Why is burnout so hard to recognise?

Because burnout doesn't feel the way you think it will feel.

I had an idea of burnout as a breakdown. As someone crumpling. That's not what it is — or at least, that's not what it was for me.

What it was, was grey. A flatness underneath everything. A low hum of not quite being there that I'd adapted to so completely that I'd stopped noticing it wasn't normal. I'd recalibrated what fine felt like without realising I was doing it. The new baseline was disconnection, and I'd made my peace with it because I thought that was just what the job was.

The signs of burnout at work are specific and identifiable — but when you're inside it, they just look like your life. The physical symptoms were there too. The stomach that was never quite right. The jaw I was clenching in my sleep. The headaches I'd started treating as a feature of the working week rather than a signal. If you're not sure whether what you're feeling is burnout or something else entirely, am I burnt out or do I hate my job is worth reading next.

It took me leaving — just eventually moving on in the way people move on — to understand what had been happening. The clarity came after, not during. The stages of burnout are recognisable in retrospect. At the time, they just felt like Mondays getting heavier.

How do you recover from burnout in management?

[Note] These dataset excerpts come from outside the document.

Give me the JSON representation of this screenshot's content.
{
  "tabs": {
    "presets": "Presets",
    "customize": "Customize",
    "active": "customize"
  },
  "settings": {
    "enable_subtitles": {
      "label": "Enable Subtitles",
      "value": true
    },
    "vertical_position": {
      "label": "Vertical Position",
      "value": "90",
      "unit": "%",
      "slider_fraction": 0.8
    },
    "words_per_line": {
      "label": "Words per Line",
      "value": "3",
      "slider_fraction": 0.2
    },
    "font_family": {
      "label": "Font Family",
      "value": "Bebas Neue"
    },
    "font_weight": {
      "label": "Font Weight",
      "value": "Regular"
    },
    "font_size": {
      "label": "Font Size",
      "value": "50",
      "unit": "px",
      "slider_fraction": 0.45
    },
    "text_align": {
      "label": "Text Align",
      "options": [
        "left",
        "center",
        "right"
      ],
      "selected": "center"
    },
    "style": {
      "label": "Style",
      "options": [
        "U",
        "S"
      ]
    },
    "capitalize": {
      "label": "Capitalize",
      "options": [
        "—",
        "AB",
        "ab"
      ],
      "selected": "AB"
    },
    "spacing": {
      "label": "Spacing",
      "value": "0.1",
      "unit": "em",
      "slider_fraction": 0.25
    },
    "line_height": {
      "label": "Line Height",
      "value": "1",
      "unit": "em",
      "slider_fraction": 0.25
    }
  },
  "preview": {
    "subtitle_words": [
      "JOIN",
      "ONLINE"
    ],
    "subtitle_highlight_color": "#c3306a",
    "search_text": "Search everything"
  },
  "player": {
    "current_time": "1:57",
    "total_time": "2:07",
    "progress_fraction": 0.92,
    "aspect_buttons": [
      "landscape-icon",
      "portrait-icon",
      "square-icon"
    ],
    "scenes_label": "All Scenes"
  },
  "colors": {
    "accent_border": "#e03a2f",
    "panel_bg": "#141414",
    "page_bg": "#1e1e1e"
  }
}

The effort it's taking you right now — the amount of yourself you're spending to produce what used to feel easier — that's not normal. It's not the job. It's not weakness. It might be burnout, and if it is, it has a name, it has causes, and it has a way through.

Recovery from burnout is real. It happened for me. But it required naming the thing first, and then changing the conditions that caused it — not just resting until I was well enough to go back and do it all over again.

I built Dead End Desk partly because of those years. The gap between what working life is supposed to be and what it actually is for most people. The things nobody says out loud in professional settings but everybody is thinking. The resources that should have existed and didn't — not the clinical ones, not the wellness app ones, but something written by someone who'd actually been in it.

The Survival Guide is what I needed then and didn't have. The Journal is the place to put what you can't say out loud. They're not going to fix the structural problems — only addressing those does that — but they're somewhere to start, while you're still in the building, working out what comes next.

And if you need something for the desk that says what you're actually thinking while Graham sends another all-staff email about "exciting changes ahead" — have a look at the shop.

Because something does come next. It did for me. Even after years of not knowing what was happening, the recovery was real. It just needed to be named first.

Name it. That's the first move.


Written by Jay Williams, former burnt out employee, proud founder of Dead End Desk.

Frequently Asked Questions About Burnout in Management

What are the signs of burnout in management?

Common early signs include persistent mental exhaustion, emotional detachment from work you used to care about, and physical symptoms like recurring headaches or unexplained stomach problems. In management roles specifically, burnout often hides behind sustained performance — the results hold up long after the person producing them has run empty.

Can burnout be prevented in high-pressure roles?

You can reduce your risk by protecting boundaries, reducing overperformance, and getting specific about what's draining you. But if the organisation is structurally overloading its people and measuring output without measuring cost, individual prevention is damage limitation — the system itself needs to change.

How is burnout different from stress or tiredness?

Stress and tiredness are temporary and situational — they resolve with rest. Burnout is a chronic state of depletion recognised by the World Health Organisation, where rest alone doesn't restore you. The key difference is that burnout changes your relationship with the work itself — it stops being tiring and starts being meaningless.